Cuando llegamos al alcance de las emisoras de radio de L.A., empezamos a oír la KGFJ, la emisora desoul. James Brown y Otis Redding acunaron nuestras mentes doloridas. En una ocasión Sam me preguntó si había sabido algo de Etta Mae, la mujer del Ratón y la madre de su hijo, LaMarque, y una de mis mejores amigas.

– No -dije-. Ha desaparecido.

No siguió haciendo preguntas y yo no ofrecí ninguna explicación más de mi culpa.

– Espera un minuto, Easy -me dijo Sam.

Yo había aparcado frente a su casa, al lado de Denker, más o menos a las ocho. El llevó a Clarissa al interior de la casa y yo me recosté y cerré los ojos. Empezó a aparecer un esquema en mi mente. No era un cuadro demasiado bonito, ni demasiado claro tampoco. Todavía no sabía dónde encajaba Brawly en todo aquello, ni si podría salvarlo.

Tenía una vía de investigación muy clara, sin embargo. Sabía qué era lo que venía después, y también quién iría tras de mí.

Sam salió y subió al asiento del pasajero.

– ¿Crees que puedes llevarme de vuelta al restaurante? -me pidió.

– Claro.

Pero no hice nada. Ni puse en marcha el coche ni me moví demasiado.

– ¿Vamos o no? -preguntó Sam.

Encendí un Chesterfield.

– No son conversaciones de bar, Sam.

– ¿El qué?

– Lo que has oído hoy -dijo-. Ni lo de la casa de Riverside, ni Brawly Brown, ni la mención a los rifles del ejército. Cada vez que alguien se ha ido de la lengua con esta mierda, ha acabado muerto.

Sam se llevó la mano a la larga garganta, intentando esconder su miedo con una postura contemplativa.
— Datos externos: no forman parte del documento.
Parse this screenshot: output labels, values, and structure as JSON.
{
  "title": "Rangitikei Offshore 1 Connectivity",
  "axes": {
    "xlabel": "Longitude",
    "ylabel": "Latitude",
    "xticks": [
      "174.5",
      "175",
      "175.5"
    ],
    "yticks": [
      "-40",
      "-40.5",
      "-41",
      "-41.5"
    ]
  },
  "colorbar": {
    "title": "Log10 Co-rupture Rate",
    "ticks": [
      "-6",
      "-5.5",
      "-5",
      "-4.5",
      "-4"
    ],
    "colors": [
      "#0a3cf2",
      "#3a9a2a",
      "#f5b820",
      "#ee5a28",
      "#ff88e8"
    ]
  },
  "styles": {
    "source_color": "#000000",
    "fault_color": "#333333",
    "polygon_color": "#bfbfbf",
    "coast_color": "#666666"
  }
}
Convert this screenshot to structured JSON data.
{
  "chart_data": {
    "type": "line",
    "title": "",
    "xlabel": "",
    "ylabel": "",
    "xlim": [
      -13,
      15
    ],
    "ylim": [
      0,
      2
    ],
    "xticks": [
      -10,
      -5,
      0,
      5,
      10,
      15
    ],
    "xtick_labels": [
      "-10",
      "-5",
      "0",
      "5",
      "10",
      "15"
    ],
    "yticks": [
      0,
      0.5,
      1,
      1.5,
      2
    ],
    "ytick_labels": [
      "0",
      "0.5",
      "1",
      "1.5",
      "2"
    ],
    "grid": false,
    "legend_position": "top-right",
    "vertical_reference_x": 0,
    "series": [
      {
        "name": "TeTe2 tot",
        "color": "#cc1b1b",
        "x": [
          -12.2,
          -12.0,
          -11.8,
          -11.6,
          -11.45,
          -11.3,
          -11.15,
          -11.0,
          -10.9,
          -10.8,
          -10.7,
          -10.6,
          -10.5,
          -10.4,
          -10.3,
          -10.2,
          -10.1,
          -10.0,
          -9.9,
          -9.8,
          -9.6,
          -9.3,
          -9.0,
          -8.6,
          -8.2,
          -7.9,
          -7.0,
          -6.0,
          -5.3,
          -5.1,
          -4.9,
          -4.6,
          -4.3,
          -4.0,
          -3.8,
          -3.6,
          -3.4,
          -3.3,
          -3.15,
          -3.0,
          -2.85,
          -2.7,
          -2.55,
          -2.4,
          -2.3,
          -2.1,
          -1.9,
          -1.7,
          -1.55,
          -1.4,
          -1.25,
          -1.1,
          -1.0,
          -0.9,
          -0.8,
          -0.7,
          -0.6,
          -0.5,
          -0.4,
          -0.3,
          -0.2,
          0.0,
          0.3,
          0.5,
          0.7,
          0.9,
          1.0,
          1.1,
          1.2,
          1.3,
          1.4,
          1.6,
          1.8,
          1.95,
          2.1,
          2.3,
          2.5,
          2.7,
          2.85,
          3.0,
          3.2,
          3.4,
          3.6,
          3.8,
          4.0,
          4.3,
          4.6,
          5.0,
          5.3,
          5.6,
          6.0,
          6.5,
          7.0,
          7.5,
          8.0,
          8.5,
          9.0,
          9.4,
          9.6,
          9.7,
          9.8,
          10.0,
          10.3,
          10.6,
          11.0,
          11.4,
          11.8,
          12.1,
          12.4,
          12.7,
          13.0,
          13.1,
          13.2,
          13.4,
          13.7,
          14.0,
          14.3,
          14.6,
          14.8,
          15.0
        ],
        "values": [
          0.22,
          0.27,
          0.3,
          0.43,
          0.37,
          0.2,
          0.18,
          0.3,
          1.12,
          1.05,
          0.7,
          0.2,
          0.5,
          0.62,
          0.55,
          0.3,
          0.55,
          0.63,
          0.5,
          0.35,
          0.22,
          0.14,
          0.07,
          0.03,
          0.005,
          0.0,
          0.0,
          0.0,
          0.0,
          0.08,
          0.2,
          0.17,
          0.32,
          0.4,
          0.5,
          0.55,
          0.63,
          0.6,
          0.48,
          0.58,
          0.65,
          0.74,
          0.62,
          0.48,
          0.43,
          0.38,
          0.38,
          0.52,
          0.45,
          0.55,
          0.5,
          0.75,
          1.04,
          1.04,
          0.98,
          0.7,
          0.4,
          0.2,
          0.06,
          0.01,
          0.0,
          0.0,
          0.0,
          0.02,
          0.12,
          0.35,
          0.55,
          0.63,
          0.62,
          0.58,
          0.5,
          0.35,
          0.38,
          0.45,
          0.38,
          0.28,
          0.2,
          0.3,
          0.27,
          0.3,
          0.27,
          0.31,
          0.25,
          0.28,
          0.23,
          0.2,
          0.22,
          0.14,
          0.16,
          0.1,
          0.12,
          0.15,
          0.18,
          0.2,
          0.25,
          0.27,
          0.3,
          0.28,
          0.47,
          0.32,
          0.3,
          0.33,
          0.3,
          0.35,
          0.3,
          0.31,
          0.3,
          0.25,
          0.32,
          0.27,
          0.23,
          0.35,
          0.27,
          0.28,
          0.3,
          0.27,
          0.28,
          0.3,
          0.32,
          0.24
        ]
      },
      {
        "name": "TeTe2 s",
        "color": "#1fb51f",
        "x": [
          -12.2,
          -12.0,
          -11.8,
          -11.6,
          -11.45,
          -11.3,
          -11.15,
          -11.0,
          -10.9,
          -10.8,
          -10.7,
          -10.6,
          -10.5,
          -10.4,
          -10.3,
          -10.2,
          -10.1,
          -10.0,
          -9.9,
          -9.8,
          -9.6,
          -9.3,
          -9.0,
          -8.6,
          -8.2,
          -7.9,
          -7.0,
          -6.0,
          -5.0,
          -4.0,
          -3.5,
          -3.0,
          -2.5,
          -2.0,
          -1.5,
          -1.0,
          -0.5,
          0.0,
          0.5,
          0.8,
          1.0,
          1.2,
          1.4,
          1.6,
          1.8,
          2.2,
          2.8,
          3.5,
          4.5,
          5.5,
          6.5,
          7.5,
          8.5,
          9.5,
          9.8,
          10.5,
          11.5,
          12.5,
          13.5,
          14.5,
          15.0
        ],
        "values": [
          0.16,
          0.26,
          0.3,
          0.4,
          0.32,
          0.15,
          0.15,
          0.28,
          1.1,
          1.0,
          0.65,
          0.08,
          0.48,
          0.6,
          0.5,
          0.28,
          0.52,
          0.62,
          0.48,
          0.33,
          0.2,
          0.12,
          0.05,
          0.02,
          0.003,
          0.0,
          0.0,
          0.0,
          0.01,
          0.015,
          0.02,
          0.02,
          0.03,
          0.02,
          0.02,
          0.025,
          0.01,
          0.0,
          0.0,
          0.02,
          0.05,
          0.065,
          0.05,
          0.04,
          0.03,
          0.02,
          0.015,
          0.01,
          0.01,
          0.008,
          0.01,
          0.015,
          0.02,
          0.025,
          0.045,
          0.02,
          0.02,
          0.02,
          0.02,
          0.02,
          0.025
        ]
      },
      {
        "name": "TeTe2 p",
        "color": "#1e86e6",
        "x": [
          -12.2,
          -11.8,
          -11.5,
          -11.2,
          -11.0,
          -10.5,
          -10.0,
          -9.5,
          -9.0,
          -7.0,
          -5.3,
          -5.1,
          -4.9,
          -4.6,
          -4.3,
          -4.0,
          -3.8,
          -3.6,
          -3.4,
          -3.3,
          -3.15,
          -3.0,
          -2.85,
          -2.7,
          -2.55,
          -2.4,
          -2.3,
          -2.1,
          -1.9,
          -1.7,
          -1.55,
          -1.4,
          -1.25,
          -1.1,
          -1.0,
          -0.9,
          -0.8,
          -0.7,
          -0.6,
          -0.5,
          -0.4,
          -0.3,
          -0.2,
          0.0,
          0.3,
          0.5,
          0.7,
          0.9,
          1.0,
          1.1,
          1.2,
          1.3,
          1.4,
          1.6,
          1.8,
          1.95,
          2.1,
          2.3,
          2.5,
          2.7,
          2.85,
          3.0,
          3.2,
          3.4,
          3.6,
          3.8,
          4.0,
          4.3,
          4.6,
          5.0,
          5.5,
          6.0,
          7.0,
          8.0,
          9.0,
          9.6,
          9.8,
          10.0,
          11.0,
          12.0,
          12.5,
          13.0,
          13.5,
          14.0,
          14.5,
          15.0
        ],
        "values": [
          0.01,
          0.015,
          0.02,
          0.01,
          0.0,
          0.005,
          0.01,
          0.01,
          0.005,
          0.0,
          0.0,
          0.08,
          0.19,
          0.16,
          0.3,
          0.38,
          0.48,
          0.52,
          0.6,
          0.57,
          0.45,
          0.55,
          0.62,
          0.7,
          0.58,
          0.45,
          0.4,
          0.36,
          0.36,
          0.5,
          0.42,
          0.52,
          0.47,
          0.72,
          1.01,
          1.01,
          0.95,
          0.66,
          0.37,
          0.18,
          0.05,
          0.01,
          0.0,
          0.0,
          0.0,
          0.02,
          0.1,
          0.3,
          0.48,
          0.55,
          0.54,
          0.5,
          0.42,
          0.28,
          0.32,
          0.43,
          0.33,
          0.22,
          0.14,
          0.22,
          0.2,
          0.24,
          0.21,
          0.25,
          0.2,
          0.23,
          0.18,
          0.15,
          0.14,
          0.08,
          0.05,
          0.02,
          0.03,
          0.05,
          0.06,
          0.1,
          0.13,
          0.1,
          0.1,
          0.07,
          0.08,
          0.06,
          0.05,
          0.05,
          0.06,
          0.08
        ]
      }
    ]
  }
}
– Pueden matar a tu prima -continué-, y es una amenaza para mi paz mental.

Me volví hacia él con la cara terriblemente seria.

– Esta mierda puede hacer que te maten.

– Yo no voy a decir ni una palabra, tío -afirmó Sam.

Le miré hasta que él apartó la vista.

Sam no intentó volver a quedarse conmigo después de aquel día. Cuando yo iba a Hambones se mostraba muy amistoso, pero no había bromas malintencionadas ni superioridad alguna por su parte. A partir de entonces eché de menos nuestras antiguas peleas pero, por otra parte, me parecía bien que tuviera miedo.